On Making and Memory

Rudolf Stingel - Untitled 1994 from ArtNet
Rudolf Stingel, Untitled, 1994.

I remembered this sculpture as a Durga holding objects of gendered domesticity. She was red and I encountered her at the Museum of Contemporary Art in Chicago. I got that part right, at least: it was the sculpture from the Rudolf Stingel exhibition there, one of 24 variants, each a different color. But its persona is clearly Buddha not Durga, and the implements aren’t the feminist commentary I’d recollected but rather a riff on making as a spiritual act.

Art historians will recognize the tools from Stingel’s Instructions –a DIY-ish conceptual print telling the audience how to make one of his abstract paintings. I had to look all that up. What I remembered was the hand mixer, and how it sparked my thinking about domestic goddesses, and how a hand mixer is kind of like a power drill, which was the emblematic tool of my own fixer-upper domesticity at the time.

Learning to use a power drill was a right of passage for me. An electric screwdriver will only take you so far. For big jobs you really need a solid, heavy drill. And the secret to using a power drill is confidence. You can’t be tentative. If you’re too nervous to hold a screw firmly against the wall or if you’re feeling too weak to hold the drill steady it will drag you somewhere you don’t want to go. No, you’ve got to drill like you mean it. You’ve got to be the boss.

Like Durga. Which is how I got to this topic in the first place.

Durga with boons - source Somkuwar Vikram - cropped
Durga enters the battlefield conveying powerful boons and a gesture of peace

I’ve been thinking a lot about Durga, the multi-limbed warrior with multitasking superpowers. A while back I sketched a Durga-style goddess of Administrivia, each hand wielding a symbol of quasi-productivity: the cell phone, the selfie-stick, the donut, the white board marker, the Post-it note pad, . . . . I was being cheeky but the process of brainstorming the objects took me to a darker state of mind to confront my frustration with work that felt superficial.

Durga’s divine gifts are tools of creation and destruction. Her symbolism its own sort of instruction manual for a brave and authentic vocation. Of the boons featured in Durga illustrations–sword, arrows, trident, disc, lotus, mace, bow, axe, conch, and lion–the sword of discrimination seems especially important nowadays if we are so fortunate as to choose how we are spending our time and to remember why we are making that choice.

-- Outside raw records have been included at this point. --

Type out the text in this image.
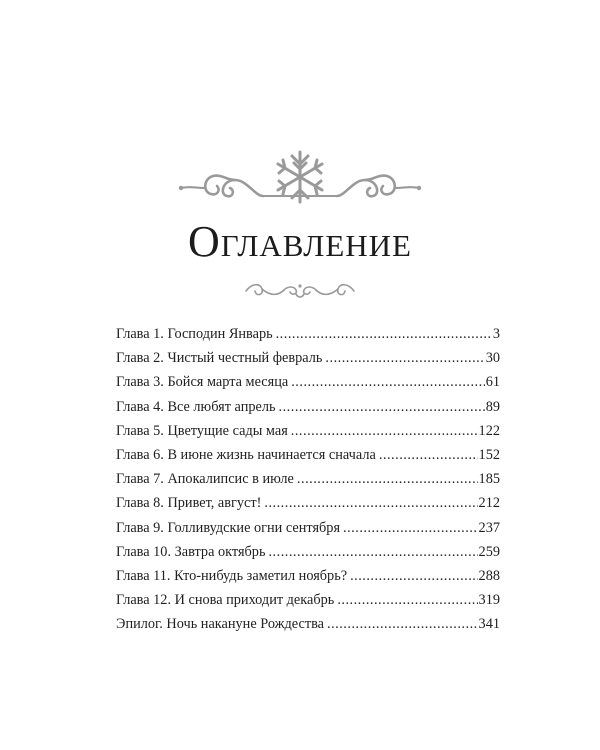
Оглавление
Глава 1. Господин Январь .....	3
Глава 2. Чистый честный февраль .....	30
Глава 3. Бойся марта месяца .....	61
Глава 4. Все любят апрель .....	89
Глава 5. Цветущие сады мая .....	122
Глава 6. В июне жизнь начинается сначала .....	152
Глава 7. Апокалипсис в июле .....	185
Глава 8. Привет, август! .....	212
Глава 9. Голливудские огни сентября .....	237
Глава 10. Завтра октябрь .....	259
Глава 11. Кто-нибудь заметил ноябрь? .....	288
Глава 12. И снова приходит декабрь .....	319
Эпилог. Ночь накануне Рождества .....	341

So I ask myself, why are these images so important to me right now? Why has Stingel’s maker-deity been on my mind–an artwork I encountered a decade ago?

I’m feeling called to clarify and assemble my boons–and how I might best put them to use. In Meditations from the Mat yogi Rolf Gates observes that “most of us live in dread of missing our own lives,” yearning to be the best version of ourselves and to know what that entails–in other words, a recognizable dharma and a means of living it. I think social media makes this even harder. It gives us visions of lives lived better than our own–such images could inspire us, yes, and show us what’s possible, but I’m afraid our consumption of those stories often has the opposite effect, causing us to lament what we’re missing and compelling us to compose stories about ourselves that, in turn, are more about being “relevant” than real.

In my years working as a writer and educator I’ve experienced glimpses of dharma, moments when my whole best self seemed to be present and mattering, when all my tools were needed and used. Reflecting on those moments helps me recollect times when dharma seemed most absent, times when I occupied spaces where mattering could happen but wouldn’t.

Dharma isn’t just knowing your own tools, or having them in hand; dharma is using them. For real.